Ein weiteres Sonderkapitel wert waren auch die schlecht geplanten Bauvorhaben in Berlin – den Pannenflughafen BER führt der Steuerzahlerbund schon gar nicht mehr in seiner Negativliste auf. Dafür werde beispielsweise die Erweiterung des Marie-Elisabeth-Lüders-Hauses im Berliner Regierungsviertel, wo ein Teil der Bundestagsabgeordneten untergebracht ist, wohl um 46,6 Millionen Euro teurer als geplant. Auch der Bau des neuen Hauptstadtviertels „Europacity“ nördlich des Hauptbahnhofs wird teurer: So kostet allein die Fußgängerbrücke über die Spree, die für das Quartier geplant ist, rund eine Million Euro mehr als ursprünglich vorgesehen.

„Zudem ist der neue Bundestag mit mehr als 700 Abgeordneten unverhältnismäßig groß“, so Holznagel.

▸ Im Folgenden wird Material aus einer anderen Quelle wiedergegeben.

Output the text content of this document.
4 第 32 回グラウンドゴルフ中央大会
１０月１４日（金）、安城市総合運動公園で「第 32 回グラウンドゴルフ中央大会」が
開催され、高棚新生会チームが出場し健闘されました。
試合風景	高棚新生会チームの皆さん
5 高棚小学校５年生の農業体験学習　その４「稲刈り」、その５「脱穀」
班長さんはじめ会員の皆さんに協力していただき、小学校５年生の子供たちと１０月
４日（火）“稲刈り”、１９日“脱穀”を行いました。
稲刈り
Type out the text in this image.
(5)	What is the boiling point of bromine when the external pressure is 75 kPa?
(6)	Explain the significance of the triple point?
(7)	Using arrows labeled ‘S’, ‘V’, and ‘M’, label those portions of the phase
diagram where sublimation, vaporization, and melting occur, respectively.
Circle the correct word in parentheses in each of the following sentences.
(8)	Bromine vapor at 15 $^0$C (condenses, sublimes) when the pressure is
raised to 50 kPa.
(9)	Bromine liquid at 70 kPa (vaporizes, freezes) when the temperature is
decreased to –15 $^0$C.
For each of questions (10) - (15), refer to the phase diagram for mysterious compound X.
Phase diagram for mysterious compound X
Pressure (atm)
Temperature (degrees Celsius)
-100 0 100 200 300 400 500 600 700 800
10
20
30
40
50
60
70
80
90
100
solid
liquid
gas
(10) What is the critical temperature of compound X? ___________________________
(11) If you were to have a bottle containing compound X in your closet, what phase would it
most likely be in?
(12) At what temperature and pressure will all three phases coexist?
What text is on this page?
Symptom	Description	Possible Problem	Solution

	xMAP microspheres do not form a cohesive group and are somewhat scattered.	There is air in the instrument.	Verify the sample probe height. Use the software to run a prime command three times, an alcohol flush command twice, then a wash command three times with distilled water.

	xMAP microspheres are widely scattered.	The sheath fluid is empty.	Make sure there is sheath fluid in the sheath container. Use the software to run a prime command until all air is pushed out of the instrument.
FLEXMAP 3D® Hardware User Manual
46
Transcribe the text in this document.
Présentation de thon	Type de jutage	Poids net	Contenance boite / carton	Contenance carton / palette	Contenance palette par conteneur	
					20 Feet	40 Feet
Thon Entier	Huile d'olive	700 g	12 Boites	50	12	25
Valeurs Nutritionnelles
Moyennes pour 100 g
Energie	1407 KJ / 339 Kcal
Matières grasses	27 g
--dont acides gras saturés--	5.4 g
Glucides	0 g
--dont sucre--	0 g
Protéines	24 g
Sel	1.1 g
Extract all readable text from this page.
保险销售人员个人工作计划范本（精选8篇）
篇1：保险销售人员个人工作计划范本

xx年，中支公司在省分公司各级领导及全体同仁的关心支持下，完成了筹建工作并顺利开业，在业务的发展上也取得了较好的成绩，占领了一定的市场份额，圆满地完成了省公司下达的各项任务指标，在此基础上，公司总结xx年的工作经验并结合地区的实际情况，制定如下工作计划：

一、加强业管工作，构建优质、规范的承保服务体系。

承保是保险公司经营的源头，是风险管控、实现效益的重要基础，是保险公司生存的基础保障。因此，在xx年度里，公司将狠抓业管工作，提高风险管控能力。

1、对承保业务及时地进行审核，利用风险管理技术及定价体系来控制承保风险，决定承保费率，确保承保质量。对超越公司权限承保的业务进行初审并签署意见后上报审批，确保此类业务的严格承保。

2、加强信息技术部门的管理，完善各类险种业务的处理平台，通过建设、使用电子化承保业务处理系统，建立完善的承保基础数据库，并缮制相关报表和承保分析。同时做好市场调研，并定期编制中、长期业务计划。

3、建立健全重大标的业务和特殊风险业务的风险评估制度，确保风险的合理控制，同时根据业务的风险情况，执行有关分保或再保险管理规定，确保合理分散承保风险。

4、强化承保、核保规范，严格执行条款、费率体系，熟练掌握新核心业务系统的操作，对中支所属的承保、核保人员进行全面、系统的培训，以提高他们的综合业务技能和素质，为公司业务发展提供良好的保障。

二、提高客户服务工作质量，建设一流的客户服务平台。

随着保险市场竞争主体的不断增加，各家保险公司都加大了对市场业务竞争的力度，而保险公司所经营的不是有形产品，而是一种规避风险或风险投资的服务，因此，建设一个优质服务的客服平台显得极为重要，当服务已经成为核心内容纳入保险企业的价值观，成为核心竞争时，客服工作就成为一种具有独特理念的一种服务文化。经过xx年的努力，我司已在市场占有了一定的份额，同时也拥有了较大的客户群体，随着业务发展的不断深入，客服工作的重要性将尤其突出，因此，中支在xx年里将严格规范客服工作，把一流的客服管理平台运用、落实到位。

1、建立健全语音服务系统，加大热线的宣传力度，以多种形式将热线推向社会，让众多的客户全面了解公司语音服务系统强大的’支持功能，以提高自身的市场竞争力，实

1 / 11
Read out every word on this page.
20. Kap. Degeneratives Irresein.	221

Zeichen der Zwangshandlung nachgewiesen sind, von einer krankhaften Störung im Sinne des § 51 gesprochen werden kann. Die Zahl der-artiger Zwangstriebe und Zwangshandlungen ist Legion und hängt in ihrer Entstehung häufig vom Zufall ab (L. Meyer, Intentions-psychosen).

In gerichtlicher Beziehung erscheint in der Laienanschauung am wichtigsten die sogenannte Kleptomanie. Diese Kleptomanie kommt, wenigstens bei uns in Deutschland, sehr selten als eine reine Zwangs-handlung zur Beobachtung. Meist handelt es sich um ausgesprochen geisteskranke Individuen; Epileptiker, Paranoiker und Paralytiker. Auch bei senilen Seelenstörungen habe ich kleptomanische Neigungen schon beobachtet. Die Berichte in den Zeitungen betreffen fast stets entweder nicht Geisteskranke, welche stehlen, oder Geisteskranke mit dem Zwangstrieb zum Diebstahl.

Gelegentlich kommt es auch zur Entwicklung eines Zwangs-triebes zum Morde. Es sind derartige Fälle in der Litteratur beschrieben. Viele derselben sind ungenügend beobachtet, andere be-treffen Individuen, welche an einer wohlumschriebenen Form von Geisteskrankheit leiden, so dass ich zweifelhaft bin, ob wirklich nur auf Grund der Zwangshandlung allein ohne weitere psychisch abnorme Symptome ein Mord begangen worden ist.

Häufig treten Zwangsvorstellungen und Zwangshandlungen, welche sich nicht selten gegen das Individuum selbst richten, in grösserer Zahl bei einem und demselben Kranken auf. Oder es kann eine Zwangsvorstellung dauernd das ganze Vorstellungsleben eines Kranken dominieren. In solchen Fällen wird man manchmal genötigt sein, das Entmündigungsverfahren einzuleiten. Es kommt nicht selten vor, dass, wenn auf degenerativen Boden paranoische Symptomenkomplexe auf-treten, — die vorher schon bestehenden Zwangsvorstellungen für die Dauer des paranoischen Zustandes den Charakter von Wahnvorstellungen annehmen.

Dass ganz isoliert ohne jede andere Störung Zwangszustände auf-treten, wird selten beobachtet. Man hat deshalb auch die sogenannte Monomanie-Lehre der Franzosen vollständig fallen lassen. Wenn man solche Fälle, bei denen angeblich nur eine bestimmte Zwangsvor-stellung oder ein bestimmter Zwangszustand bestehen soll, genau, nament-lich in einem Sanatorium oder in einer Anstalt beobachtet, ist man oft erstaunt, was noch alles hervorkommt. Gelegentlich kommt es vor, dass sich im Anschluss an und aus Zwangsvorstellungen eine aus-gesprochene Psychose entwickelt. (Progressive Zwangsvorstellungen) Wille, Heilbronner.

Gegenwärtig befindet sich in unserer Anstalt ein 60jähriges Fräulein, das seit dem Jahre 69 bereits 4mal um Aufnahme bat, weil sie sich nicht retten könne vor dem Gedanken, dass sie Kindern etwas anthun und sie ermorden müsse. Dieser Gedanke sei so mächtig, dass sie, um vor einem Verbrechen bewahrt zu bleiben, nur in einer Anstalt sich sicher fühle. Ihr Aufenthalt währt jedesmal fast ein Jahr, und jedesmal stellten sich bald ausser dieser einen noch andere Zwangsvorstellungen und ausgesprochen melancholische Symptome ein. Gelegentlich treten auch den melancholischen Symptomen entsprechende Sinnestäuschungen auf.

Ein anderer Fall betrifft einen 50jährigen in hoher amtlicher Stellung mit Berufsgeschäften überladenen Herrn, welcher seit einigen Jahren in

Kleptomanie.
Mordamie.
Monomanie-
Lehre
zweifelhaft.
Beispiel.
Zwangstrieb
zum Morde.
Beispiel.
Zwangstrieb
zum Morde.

Allein dadurch entstünden in der aktuellen Legislaturperiode Mehrkosten in Höhe von 75 Millionen Euro. Kosten für Büroräume seien da noch nicht eingerechnet. „Wir fordern  eine Obergrenze für Abgeordnete“, so Holznagel.

Ein vernichtendes Urteil stellt der BdSt auch dem Bundesamt für Migration und Flüchtlinge (Bamf) aus: „Das Bamf war zu schlecht auf die massenhafte Bearbeitung von Asylanträgen vorbereitet“ und habe infolgedessen millionenschwere Zusatzkosten verursacht, heißt es im Schwarzbuch. Den Grund dafür sehen die Steuerwächter vor allem bei den „hastigen politischen Entscheidungen“ der Bundesregierung im Sommer 2015: „Die Flüchtlingskrise hatte sich schon lange angekündigt.“

Doch weil die Verwaltung auf die vielen Asylbewerber nicht eingestellt war, seien insgesamt sieben Beratungsgesellschaften damit beauftragt worden, Optimierungspotenziale zu finden. Wegen der Eilbedürftigkeit wurden die Aufträge nicht ausgeschrieben, sondern direkt vergeben. Kostenpunkt: rund 34,2 Millionen Euro.